Cable Reparation Kicks off

The US$10 million restoration of a troubled and critical China-US Internet cable near the mouth of the Yangtze River began yesterday, said an official with the East China Sea Branch of the State Oceanographic Bureau in Shanghai.

The repairs are expected to take more than half a month, Ye Min, an official with the bureau, said.

Last Friday, just 30 days after another section of the same cable broke down on the high seas 374 kilometres east of China's Chongming Island, it was clipped again.

The new accident occurred on a segment between Shanghai and Shantou in South China's Guangdong Province, not a major route for Internet traffic on the Chinese mainland and thus not as large a calamity as the first event.

Yet both cable cuts caused online woes for Taiwan Province users.

Officials speculate that a fishing boat may have severed the line. It is believed that a fishing boat wandered into the area and accidentally tangled an anchor or fishing net with the cable. Either the gear broke the cable or the fisherman cut the cable to save their valuable fishing gear, said Ke Chang, a Beijing official in charge of cable maintenance with the oceanographic bureau.

Ke said the cable has been broken seven times since its establishment. It was placed deliberately away from the river mouth's various fishing areas, but fishing boats have damaged it anyway.

China Telecom has tried to ward off trouble by relocating the cable over the years at a cost of US$12 million, but that effort has not solved the problem either. Even if the responsible fishermen could be caught, it is unlikely they could afford even a fraction of the repair costs, Ke said.

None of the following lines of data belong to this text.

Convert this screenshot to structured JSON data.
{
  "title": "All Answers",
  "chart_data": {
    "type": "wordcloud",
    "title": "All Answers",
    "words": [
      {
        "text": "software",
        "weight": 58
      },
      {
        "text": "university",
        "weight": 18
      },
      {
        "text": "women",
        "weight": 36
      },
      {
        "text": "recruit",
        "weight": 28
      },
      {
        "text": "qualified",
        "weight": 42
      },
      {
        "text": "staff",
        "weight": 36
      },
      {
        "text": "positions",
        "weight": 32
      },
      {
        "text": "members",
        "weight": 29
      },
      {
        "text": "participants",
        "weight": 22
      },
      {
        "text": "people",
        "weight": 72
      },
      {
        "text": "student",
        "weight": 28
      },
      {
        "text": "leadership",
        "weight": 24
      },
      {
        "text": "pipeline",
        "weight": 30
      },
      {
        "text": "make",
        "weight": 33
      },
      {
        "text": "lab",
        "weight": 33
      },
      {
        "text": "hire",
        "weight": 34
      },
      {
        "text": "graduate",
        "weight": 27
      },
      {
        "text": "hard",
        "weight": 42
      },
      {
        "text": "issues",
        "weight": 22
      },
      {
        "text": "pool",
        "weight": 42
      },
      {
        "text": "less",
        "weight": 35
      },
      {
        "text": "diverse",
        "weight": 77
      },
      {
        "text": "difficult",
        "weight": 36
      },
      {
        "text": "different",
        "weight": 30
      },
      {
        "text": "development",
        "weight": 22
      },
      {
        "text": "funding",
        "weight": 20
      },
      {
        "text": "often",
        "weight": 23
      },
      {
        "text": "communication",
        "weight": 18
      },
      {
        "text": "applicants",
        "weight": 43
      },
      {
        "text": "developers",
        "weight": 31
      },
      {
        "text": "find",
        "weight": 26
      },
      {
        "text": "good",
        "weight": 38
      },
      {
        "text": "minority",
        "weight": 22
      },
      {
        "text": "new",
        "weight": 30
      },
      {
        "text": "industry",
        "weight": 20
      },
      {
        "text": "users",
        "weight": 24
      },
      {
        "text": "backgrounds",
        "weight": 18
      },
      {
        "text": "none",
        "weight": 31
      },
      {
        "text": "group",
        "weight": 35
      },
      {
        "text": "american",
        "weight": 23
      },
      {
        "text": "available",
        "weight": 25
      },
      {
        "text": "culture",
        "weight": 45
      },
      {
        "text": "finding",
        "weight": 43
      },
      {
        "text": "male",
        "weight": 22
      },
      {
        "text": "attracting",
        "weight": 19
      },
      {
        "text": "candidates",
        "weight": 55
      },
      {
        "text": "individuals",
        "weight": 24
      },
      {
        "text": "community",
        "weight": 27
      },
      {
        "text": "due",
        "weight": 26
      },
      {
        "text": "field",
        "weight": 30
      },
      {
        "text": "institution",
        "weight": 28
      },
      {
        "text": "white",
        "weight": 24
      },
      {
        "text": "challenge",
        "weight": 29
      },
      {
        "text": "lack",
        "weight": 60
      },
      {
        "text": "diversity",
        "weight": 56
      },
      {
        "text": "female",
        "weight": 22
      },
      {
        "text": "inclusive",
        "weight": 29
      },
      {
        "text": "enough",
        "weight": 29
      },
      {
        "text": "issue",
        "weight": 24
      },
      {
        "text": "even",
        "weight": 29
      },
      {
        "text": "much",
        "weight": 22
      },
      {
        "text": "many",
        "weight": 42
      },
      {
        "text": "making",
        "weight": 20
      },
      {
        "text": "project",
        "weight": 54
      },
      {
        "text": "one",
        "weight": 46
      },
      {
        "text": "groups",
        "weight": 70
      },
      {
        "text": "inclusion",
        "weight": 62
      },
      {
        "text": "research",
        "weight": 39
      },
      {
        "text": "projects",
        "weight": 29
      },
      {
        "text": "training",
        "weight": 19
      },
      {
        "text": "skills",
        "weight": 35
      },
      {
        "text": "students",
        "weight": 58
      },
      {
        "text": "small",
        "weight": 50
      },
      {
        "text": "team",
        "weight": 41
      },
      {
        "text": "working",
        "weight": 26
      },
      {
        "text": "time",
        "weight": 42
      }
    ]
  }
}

Ke said the government and cable owners will have to do more to safeguard the cable.

China Telecom is trying. The company is promoting cable protection in some areas, equipping larger fishing boats with geological positioning systems and promising to compensate fishermen for lost gear if fishermen don't clip the cable to disentangle.

But that is a large burden for any single enterprise, so the government will mainly prod China Telecom to improve its signage warning of the cable, Ke said. He also said his department is improving the country's related regulations to better protect the cables.